And now, a word about Tomato Cages!

Tuesday, June 3, 2008


I never thought it would be this exiciting to write about tomato cages. What has my life come too? Yes, I know, stop thinking -- start writing...

I wish I could take credit for the cage design located to the immediate right, but that wouldn't be fair. This ingenious little cage design sprang from the mind of a software engineer who lives in Southern California. His name is Thomas Matkey, and his cage design is legendary stuff.

I first ran into Tom as I was scrolling through posts on the TomatoVille website. I saw several pictures of his cages posted on this forum, and just happened to run across them following a weekend where I used miles of twine in an attempt to prop up those dinky wire cages that were collapsing under the weight of a terrific tomato crop.


As they used to say in my old radio career, "nothing is original anymore, so steal the best ideas and make them your own." And that's what I did, with permission from Tom of course. And he was more than happy to share his design. It's even posted up on a website, which I've

linked to below. With most cage designs, there are good things and bad things. The good: this cage will never, EVER collapse. The bad: it does take some time to set up.

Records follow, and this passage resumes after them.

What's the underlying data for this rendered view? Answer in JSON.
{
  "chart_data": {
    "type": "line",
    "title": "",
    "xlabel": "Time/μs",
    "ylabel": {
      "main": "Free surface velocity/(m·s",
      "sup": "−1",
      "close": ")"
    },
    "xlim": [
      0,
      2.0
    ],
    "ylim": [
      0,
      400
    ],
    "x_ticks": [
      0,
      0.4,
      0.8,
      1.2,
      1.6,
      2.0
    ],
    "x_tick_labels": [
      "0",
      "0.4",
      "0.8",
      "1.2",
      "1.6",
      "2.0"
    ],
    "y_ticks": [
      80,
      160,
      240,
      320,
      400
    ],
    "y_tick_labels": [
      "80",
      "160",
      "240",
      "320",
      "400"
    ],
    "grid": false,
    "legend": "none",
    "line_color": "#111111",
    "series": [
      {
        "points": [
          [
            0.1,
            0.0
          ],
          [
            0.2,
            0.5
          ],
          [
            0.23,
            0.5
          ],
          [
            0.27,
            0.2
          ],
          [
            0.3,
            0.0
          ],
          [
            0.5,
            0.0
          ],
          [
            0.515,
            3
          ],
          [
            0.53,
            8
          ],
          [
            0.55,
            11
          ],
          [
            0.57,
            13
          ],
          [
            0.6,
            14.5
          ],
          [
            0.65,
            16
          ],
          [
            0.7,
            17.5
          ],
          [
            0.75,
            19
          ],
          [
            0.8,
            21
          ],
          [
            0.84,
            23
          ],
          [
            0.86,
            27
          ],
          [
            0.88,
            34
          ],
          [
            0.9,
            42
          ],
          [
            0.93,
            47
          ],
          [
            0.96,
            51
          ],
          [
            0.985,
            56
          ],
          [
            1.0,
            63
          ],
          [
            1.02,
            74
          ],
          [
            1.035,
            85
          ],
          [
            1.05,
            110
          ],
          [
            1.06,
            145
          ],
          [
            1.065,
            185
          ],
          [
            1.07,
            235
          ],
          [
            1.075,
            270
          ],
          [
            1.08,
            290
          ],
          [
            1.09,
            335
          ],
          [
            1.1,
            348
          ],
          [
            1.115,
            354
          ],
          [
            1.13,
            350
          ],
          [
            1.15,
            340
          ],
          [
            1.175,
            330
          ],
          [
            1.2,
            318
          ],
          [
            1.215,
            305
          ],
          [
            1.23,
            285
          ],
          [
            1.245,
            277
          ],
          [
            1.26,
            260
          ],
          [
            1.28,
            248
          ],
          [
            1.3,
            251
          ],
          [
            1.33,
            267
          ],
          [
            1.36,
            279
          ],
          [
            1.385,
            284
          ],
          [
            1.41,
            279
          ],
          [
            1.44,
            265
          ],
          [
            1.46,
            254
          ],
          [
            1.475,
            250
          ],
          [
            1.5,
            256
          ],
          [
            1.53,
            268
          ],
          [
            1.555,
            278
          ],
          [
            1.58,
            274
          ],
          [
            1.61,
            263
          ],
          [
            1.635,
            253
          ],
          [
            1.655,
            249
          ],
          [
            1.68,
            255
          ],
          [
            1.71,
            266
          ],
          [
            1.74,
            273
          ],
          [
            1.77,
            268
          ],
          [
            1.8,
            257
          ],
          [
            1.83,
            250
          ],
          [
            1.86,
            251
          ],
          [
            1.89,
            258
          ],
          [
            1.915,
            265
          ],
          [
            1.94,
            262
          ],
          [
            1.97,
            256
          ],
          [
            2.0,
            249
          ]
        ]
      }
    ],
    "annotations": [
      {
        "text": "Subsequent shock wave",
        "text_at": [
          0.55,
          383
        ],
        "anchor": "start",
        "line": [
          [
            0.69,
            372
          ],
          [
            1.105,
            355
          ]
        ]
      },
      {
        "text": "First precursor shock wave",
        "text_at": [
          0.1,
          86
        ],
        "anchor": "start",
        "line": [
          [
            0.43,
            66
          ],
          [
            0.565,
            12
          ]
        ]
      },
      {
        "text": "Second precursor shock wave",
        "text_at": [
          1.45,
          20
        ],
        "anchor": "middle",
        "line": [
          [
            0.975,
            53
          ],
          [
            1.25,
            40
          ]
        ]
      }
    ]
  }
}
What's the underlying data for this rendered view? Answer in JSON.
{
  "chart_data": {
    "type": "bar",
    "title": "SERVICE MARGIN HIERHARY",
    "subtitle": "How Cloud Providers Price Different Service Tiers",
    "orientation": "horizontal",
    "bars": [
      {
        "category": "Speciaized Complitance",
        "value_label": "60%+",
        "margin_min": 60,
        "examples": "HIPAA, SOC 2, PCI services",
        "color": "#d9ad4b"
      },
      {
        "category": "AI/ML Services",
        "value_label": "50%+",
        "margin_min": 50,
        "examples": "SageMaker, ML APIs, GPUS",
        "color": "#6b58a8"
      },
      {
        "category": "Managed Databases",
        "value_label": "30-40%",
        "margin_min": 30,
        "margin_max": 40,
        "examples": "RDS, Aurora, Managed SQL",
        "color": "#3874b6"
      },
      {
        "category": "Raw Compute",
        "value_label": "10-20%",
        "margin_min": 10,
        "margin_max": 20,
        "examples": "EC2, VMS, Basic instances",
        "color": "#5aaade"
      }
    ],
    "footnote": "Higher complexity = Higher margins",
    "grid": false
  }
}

Tom shares the same disdain for the standard wire cage that I do. You can depend on standard wire cages to fail at the exact moment when you absolutely need them the most, and that failure can ruin a tomato crop that you've spent months growing. In Tom's words, "wire cages have the structural integrity of a slinky." I couldn't agree with him more. It was only after he'd lost a few crops, or had to prop up wire cages with various pieces of PVC pipe he had laying around in the yard, did he come up with his PVC Cage design.


Here's an example of Tom's design to the left. Notice all the tomatoes on that one single plant? Yeah, so did I. Not only did I envy his cage design, the amount of production Tom squeezes out of each plant makes me positively ILL. I believe that's a shot of Tom's Tigerella plant from two years ago. Then, to make matters even worse, Tom sends me photos of his ripened crop after harvest. But I'll get him this year.... I have a bigger backyard than he does now ;)

The cages are fairly simple to build, but as I noted above, they do take time. The advantage of each cage is, once you've cut the proper length of pipe, you can use them again and again and again, year after year after year. If you ever played with Tinker Toys as a kid, you'll love this. Think of it as a grown man's Tinker Toy Project.

The cages use standard, three-quarter inch, Schedule 40 PVC pipe. You will also need a collection of PVC elbows, connectors, cross connectors and T-Connectors. You should also purchase a PVC cutter if you don't already have one, because using a hacksaw to cut the pipes will be a huge time expense.

My design differs from Tom somewhat, due to space concerns and the size of our tomato beds. To put it short and sweet, it really doesn't matter how long the pipes are. You can customize it to fit any size backyard, big or small.


And this, boys and girls, is the end-of-summer payoff. This is how my garden looked late last summer, and although you can't actually see them, these plants are loaded with tomatoes. You might even spot the green garden "stretchy" tape in each photo. That tape is used to train the plants to grow up through the PVC cages. Once the plants have grown out the top, it's perfectly fine to let them fall and drape over and start growing in different directions. This cage WILL NOT FAIL -- ever.

More pictures of the cages, both mine and Tom's, are located below. Sacramento Bee Garden Editor Pat Rubin also did a story on various tomato cage designs, including this one, which you can read here.

Finally, you can access the "how to build" instructions here.

Happy Gardening!!!































3 comments:

Chuck & Shirley Bartok said...

Holly Molley! Hi Neighbor! I thought my old Fashioned Commercial methods were good.
This is Outstanding.
I love to broadcast also.

Check out the Video series either Yahoo Video or You Tube

Yahoo Video

YouTube

Bill Bird said...

Nah, I'm just nuts Chuck. That's all. Just nuts for tomatoes.

Bill Bird said...

Normally -- I don't allow any advertising whatsoever on the blog. But since this really isn't spam -- and you're not pushing Viagra -- while I probably shouldn't do it -- I'm going to leave it up. I will make the statement that I'm not getting paid one penny for this -- nor am I receiving free deliveries of PVC pipe -- nor will I accept any gifts because of my work on this blog. Thems the rules people. I didn't make them. I just follow them.